There, you’re done. Stop falling for scams, ok?
OMG IT’S EATING ME!
In the event that you are so thoroughly infested with crapware that Security Center will not launch, or your antivirus software will not update itself, or crashes on start, a different approach is required. Again, do not panic. What has happened is this.
In an effort to conceal their presence, malwares adopt some quite cunning strategies. A common one is to modify Windows’ Firewall to prevent your antivirus from ever getting the updates that would enable it to detect them, and to disable Windows’ Security Center to prevent you getting messages about your antivirus not being up to date. This effectively neuters your antivirus, and you remain blissfully unaware since you can still see it running in the taskbar.
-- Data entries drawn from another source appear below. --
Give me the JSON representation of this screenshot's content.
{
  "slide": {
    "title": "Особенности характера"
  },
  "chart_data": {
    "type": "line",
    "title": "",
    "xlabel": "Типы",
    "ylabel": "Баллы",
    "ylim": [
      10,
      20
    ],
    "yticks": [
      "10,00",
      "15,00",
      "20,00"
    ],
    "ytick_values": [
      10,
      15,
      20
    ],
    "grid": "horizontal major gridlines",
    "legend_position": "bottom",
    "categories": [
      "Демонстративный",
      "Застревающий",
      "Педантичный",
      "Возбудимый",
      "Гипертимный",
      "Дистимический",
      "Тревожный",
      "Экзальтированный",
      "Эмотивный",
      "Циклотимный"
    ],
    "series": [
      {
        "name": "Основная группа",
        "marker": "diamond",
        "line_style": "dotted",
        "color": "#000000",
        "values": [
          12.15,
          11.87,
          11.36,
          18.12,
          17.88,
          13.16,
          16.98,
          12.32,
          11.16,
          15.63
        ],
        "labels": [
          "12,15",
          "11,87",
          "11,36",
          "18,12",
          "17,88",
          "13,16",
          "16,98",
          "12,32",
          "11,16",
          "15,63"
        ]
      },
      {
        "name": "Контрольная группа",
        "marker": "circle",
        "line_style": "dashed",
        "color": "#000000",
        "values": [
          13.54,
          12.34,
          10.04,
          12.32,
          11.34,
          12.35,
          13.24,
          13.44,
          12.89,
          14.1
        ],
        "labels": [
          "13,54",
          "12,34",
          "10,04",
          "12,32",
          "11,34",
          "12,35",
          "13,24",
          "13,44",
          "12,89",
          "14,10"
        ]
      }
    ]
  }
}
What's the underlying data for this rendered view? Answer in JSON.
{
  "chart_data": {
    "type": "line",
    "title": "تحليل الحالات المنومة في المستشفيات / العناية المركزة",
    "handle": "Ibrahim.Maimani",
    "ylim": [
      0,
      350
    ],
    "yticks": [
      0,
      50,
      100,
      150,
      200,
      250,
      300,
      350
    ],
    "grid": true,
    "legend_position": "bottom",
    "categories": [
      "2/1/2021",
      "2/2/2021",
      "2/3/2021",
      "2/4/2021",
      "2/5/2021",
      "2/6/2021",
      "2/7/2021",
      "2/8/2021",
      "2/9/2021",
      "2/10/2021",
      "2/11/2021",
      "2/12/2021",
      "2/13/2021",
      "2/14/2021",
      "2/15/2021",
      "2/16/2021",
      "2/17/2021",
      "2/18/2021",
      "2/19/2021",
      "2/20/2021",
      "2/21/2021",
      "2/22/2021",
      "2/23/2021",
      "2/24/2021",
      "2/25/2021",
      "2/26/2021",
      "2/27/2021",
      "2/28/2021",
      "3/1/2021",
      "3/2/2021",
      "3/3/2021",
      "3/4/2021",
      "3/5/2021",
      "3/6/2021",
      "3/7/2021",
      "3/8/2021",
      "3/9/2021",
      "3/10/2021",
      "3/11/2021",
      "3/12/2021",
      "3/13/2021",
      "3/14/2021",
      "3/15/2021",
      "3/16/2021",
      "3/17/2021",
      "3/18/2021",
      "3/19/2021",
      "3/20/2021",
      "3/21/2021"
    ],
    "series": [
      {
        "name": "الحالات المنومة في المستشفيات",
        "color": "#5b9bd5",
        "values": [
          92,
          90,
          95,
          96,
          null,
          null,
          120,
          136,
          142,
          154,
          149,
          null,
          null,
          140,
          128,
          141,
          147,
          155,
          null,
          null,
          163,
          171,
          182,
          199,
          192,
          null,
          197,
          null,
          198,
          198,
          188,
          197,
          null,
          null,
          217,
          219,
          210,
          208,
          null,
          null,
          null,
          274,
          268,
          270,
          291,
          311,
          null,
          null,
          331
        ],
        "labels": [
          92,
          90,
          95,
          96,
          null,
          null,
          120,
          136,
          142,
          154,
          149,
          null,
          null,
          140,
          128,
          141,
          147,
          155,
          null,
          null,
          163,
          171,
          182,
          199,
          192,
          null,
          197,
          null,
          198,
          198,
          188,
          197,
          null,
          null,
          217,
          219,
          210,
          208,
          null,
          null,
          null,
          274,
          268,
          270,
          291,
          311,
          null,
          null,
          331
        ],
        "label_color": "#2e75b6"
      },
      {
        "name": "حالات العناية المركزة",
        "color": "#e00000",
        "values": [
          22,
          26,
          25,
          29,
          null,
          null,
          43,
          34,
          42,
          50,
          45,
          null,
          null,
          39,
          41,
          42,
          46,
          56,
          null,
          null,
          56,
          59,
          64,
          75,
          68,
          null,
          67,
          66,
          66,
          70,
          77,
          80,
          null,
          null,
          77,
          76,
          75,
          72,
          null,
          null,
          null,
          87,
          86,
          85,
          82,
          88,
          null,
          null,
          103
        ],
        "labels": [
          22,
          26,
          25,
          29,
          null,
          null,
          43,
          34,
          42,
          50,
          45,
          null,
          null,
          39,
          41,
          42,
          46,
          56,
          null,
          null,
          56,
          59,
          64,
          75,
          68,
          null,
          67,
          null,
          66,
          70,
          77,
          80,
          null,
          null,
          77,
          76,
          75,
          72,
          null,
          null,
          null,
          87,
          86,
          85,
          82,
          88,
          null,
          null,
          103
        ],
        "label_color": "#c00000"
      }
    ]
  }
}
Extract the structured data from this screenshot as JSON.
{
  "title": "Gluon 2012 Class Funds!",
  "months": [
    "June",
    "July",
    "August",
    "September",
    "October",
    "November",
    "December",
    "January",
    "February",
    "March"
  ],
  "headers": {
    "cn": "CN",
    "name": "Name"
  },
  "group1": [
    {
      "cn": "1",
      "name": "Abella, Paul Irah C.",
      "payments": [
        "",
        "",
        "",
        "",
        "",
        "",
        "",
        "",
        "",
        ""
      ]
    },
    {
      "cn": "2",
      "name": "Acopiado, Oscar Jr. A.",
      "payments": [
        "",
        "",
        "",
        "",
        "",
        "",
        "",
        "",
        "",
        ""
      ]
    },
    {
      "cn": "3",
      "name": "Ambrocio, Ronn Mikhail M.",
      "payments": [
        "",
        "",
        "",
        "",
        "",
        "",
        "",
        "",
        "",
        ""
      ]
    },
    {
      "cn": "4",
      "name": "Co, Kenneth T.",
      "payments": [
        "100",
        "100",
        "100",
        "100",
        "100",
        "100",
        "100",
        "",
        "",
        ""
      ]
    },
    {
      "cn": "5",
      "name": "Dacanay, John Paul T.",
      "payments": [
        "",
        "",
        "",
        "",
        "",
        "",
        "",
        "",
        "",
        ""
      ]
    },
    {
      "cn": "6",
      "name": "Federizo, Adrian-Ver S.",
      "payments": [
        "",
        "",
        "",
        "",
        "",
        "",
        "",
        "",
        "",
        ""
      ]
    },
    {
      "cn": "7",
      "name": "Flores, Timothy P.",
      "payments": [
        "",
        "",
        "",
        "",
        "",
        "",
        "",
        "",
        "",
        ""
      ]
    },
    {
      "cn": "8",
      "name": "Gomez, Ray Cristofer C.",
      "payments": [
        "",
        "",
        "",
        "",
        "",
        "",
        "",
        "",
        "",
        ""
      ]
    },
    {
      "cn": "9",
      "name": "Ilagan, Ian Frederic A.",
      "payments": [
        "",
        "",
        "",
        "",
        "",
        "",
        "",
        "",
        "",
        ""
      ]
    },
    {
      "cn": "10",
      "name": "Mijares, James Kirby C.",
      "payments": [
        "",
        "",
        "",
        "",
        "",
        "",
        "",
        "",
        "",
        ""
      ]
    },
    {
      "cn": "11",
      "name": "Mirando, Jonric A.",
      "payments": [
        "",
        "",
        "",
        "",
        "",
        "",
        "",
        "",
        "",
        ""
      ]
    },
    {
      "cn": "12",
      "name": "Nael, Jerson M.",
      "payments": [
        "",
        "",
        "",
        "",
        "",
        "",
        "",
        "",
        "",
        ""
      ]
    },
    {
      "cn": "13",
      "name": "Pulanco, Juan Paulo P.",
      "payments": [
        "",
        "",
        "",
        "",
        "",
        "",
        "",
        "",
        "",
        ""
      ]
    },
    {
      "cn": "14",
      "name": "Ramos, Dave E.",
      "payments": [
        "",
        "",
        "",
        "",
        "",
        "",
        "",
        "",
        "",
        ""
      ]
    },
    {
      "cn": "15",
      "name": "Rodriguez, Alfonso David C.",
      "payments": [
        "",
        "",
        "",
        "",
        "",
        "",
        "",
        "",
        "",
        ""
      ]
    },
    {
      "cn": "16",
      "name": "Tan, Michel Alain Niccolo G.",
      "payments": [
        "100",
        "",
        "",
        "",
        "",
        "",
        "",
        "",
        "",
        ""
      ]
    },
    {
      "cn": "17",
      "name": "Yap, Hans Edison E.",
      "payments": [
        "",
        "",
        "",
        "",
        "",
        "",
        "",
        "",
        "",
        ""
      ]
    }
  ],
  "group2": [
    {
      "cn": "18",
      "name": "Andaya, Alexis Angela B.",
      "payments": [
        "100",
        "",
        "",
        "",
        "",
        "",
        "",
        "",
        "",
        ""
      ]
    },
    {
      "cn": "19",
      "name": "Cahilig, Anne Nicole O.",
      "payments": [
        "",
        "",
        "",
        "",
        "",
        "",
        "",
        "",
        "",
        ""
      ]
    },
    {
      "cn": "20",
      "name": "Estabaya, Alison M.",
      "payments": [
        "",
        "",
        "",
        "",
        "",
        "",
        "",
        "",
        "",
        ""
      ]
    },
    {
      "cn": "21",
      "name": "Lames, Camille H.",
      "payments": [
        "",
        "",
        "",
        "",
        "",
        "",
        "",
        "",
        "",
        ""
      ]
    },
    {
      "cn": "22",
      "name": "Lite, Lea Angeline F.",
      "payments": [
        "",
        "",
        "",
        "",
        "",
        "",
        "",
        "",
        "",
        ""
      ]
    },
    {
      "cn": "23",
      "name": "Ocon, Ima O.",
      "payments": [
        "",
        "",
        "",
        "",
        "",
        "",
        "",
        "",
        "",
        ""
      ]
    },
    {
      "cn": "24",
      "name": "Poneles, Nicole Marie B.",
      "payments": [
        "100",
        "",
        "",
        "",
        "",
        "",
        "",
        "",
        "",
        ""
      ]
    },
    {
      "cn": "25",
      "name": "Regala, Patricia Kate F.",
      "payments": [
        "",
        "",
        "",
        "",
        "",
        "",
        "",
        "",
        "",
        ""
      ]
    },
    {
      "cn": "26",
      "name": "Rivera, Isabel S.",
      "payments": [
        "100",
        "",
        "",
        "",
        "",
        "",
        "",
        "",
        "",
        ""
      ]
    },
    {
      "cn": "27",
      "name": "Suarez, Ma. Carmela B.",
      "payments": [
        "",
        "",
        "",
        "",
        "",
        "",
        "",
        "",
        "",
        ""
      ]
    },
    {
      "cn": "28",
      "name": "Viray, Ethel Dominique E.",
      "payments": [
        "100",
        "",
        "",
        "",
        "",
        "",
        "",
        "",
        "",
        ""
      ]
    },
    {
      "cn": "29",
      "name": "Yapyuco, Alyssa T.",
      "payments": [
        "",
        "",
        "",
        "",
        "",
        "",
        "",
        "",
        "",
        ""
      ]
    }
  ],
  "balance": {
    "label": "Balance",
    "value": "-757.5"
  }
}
But some malwares will also replace genuine system components with modified versions of themselves. By doing this, they ensure that at least one instance of themselves will always be started as part of the general day-to-day operation of the computer. Quite clever, really: just turning on the computer causes the malware to run.
If you are this infected, we need to remove the viruses without starting the computer. But how?
Avira to the rescue! Download the latest copy of Avira AntiVir Rescue System.
It’s a 75mb file, updated 3 times a day with the latest threats. It is a special kind of file called an ISO, which means it’s a disk image. You must burn it onto a CD, but you need to use your CD burning software’s option for burning ISO files or disk images.
If you do it right, you’ll wind up with a CD that your computer can boot from. Put the CD in the disk drive, and restart the computer. Instead of starting Windows, it will launch the Avira system straight from the CD, and you’ll be able to scan and clean your computer.
The beauty of using Avira is that because Windows never starts, neither do the viruses – you could think of it as creeping up on them while they’re asleep and blowing their heads off with a shotgun. They just never see it coming. That done, rewind to step 4 above.
Note that because Avira Rescue System burns to CD and does not update itself, you can basically throw it away afterwards, because it becomes obsolete in hours. If this ever occurs again, you’ll always need to download and burn the latest version.
Have a nice day. Play safe out there.